As the door clicks gentl
y shut, we race to the filing cabinet.
“Why do you think he’s helping us?” asks Rachel as we locate the drawer labeled “M-N.”
“He’s plural married,” I say. “Did you notice how he’s got a picture on his desk only he can see? I got a glimpse of it when we came in. The women are arranged so they could be aunts or what have you. But I’ll bet those ladies are his wives. He has four.”
“But it’s not illegal in Nevada to cohabit with spiritual wives,” says Rachel. “So long as you don’t have more than one legal wedding certificate. It’s only Utah that makes it a crime to live with more than one wife.”
“Just ’cause it’s not illegal doesn’t mean people don’t judge,” I say.
I pull open the drawer. Rachel and I exchange glances. I don’t know what I’m hoping to find, but I’m suddenly determined to leave with something.
“Here,” I say, feeling cold. “Blake Nelson.”
It’s a plain manila file. Rachel flips it open and lifts free a little stack of papers. Realtor-type things.
Relief registers on her face.
“Not what you were expecting to see?” I’m eyeballing her.
“Oh, I just…didn’t want any more bad memories,” she says. “I’m relieved it’s just Realtor stuff. No more family portraits.” She manages a dry laugh.
“Here,” Rachel says, pushing me the notes. “You can take a look. You’re better with these documents than I am.”

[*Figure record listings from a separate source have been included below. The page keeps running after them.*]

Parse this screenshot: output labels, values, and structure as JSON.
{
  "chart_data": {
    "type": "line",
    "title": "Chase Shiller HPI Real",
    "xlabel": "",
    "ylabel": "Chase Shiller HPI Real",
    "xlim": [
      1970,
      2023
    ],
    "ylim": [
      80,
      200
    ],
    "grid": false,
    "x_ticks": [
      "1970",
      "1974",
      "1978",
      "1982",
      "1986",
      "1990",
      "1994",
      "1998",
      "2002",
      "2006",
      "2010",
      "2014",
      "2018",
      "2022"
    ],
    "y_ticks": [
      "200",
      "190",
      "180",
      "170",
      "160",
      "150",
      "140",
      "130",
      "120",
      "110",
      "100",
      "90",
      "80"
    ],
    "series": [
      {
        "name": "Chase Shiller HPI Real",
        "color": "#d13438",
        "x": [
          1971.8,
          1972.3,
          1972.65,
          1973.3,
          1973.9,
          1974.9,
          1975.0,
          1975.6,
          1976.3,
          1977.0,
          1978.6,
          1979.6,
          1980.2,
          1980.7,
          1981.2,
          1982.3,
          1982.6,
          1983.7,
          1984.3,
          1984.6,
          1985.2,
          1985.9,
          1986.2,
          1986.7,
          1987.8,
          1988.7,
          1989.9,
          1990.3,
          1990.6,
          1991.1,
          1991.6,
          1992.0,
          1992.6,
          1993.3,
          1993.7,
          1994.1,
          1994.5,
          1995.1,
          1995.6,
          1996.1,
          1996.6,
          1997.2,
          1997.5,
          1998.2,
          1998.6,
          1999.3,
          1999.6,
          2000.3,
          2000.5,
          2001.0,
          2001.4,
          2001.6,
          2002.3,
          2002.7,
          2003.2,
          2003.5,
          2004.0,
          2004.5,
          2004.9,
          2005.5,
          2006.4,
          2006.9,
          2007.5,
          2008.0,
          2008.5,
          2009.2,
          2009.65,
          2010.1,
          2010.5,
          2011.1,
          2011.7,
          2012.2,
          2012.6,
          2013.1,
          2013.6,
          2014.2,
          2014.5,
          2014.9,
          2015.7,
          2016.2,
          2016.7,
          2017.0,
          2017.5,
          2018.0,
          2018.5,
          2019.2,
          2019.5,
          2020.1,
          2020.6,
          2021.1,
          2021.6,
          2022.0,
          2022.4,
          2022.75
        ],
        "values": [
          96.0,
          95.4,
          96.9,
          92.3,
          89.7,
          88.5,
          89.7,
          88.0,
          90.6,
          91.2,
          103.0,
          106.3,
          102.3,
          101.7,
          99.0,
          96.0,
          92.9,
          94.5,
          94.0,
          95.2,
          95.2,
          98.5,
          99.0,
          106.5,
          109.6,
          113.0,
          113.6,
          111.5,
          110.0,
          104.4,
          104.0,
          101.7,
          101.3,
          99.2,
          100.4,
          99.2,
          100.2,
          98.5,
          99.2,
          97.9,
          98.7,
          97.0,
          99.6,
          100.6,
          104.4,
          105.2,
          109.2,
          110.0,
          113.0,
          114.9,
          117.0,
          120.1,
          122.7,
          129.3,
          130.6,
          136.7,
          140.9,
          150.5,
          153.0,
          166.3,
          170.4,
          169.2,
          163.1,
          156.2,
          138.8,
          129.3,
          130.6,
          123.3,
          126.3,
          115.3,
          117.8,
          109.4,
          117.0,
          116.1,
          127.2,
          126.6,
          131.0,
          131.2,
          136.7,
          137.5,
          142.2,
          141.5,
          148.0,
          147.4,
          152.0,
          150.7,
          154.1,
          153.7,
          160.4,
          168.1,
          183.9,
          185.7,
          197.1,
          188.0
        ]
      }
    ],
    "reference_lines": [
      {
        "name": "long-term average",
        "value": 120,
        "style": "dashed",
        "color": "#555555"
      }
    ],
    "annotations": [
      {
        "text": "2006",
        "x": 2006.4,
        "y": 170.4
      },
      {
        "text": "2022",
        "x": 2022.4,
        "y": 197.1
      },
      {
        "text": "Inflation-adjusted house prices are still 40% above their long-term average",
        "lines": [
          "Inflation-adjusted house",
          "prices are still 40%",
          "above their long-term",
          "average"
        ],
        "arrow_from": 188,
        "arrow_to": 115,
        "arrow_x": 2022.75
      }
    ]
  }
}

“Is that supposed to be a compliment?”
“Sure.”
“Okay.” I leaf through. “Well…it looks as though Vegas Real Estate was offering Blake a deal. They’d front the money to buy the Homestead, and Blake would purchase it using his, uh, connections.” I snatch a look at Rachel. Her face is expressionless. “On completion of purchase, Vegas Real Estate would pay Blake a fee for his involvement…ten thousand bucks.”
“But he wouldn’t have gotten any part of the land?”
“No.”
We’re both quiet.
“Doesn’t sound like Blake, does it?” says Rachel eventually. “Casinos, mob firms giving him payouts. For all his faults, Blake had conviction.”